3. Looking at it … I suspect, given that the complexity of the problem is the same as the complexity of basic linear algebra operations such as “multiply()”, that there might be a linear algebraic approach to the problem. But I’ve not been able to find one, or construct one. I suspect a linear algebraic approach to DTW might be one of those “open research questions” we’re not in a position to answer.

Anyway … if I was you I would look at implementing FastDTW, using SciDB to do the roll-up of the detailed data, to handle queries at (say) a 10 x 10 or 100 x 100 scale, and then recursively descend into each “interesting” region.

#4

Thanks for the feedback. Not to worry, I am aware of FastDTW along with other DTW methods, for example, R supports some standard ones.
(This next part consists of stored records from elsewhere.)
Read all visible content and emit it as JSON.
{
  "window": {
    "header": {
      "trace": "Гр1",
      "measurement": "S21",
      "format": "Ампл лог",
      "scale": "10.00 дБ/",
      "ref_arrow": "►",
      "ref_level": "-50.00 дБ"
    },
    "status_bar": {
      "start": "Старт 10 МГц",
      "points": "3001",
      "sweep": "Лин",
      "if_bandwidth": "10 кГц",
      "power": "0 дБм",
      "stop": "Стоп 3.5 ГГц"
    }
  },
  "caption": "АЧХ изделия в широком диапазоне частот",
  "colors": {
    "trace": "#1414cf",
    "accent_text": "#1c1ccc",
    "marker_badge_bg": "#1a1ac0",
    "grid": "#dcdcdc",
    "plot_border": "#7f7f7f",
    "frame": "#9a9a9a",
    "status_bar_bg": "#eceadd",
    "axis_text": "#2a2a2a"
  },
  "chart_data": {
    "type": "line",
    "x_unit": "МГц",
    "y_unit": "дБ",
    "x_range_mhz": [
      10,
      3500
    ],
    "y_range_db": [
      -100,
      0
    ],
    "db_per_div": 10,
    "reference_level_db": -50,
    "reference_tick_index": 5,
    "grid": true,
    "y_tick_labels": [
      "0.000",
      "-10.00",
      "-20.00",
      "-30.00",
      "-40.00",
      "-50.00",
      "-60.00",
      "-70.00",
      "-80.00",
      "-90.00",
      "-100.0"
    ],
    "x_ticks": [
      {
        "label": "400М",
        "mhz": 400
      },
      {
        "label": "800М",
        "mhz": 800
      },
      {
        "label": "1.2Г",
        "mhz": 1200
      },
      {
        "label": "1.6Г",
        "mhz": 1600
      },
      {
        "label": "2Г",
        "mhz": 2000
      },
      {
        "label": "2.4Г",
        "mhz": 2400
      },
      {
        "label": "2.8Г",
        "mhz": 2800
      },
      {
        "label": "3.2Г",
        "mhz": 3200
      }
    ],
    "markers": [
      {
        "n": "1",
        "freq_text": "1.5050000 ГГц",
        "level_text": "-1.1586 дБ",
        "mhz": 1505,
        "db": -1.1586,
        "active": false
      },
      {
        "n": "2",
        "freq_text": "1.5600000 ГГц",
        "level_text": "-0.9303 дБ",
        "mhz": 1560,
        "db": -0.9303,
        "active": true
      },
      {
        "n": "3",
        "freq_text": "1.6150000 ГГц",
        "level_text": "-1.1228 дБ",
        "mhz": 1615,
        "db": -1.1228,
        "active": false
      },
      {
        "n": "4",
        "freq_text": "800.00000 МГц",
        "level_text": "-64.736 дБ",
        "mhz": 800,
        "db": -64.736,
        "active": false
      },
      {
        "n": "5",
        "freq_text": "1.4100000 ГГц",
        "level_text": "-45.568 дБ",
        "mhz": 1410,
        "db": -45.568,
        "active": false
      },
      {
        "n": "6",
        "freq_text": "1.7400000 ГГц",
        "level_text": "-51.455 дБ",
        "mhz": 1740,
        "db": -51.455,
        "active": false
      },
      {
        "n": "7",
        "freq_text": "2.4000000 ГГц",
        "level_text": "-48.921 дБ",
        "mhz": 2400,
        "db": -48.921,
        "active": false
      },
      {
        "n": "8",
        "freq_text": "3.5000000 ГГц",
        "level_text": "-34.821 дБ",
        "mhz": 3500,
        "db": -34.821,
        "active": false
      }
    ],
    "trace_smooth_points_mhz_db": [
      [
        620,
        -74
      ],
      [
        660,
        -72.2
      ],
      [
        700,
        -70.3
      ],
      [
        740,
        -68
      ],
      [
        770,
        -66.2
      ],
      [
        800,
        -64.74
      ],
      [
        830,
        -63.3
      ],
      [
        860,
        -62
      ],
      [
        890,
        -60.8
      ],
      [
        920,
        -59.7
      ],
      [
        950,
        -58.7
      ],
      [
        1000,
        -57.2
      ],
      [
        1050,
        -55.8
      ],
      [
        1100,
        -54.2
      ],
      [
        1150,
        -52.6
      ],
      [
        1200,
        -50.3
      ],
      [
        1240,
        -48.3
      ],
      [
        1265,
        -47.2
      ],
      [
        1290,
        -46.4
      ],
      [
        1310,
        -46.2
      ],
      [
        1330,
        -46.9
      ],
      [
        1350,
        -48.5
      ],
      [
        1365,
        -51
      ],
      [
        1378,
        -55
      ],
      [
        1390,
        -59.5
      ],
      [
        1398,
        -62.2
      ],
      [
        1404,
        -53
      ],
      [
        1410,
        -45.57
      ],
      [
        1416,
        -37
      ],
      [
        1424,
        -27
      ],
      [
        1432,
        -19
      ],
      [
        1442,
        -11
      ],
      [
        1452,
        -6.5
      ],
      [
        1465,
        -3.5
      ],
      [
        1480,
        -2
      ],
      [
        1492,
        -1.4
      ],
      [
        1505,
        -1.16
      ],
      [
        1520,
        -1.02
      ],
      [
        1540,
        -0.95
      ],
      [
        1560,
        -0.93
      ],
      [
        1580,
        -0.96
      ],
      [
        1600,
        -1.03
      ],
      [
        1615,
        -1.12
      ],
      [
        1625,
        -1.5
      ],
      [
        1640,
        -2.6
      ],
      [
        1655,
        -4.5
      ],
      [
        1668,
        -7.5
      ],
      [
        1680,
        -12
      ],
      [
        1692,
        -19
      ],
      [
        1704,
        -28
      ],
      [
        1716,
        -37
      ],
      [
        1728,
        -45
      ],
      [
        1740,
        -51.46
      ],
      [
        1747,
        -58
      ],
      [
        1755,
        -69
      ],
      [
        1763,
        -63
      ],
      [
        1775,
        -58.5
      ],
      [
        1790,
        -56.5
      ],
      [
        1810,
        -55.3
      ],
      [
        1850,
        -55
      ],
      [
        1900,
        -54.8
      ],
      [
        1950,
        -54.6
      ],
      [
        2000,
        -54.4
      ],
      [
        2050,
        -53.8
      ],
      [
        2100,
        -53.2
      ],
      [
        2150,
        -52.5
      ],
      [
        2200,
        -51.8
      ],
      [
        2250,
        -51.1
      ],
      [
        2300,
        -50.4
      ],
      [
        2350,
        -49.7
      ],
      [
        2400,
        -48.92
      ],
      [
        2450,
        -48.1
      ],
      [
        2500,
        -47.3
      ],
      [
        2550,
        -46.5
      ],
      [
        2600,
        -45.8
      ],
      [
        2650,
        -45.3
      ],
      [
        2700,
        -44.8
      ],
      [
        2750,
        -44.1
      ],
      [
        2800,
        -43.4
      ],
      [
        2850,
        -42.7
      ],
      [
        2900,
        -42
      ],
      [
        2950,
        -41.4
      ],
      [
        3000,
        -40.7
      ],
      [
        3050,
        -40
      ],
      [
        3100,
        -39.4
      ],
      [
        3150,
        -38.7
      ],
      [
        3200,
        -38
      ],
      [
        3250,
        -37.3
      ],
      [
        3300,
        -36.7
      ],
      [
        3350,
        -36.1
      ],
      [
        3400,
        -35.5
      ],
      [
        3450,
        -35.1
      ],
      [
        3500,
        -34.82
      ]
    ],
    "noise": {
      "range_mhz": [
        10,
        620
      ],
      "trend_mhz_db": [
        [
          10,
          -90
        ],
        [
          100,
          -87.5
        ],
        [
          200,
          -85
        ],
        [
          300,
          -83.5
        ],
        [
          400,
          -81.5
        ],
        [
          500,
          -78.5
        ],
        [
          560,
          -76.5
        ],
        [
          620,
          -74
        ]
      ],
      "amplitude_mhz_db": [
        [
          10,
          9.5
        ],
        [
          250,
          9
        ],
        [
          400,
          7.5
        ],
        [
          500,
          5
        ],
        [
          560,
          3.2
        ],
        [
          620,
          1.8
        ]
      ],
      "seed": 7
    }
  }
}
I chose the traditional case because it can be still useful for small data sets in signal processing where the signals come from well understood physical systems, e.g., physiological systems, and therefore the small data sets can be choosen in advance by other knowledge and methods. Small is 10x10, 100x100, or a 1000x1000 data points. I also wanted to see how SciDB could handle this tail recursive case. It was a learning exercise.

For example, my current SciDB attempt that I posted here takes minutes compared to a fraction of a second in Haskell. Thus, I feel that I am not fully understanding something. I will look at this further some time in the near future.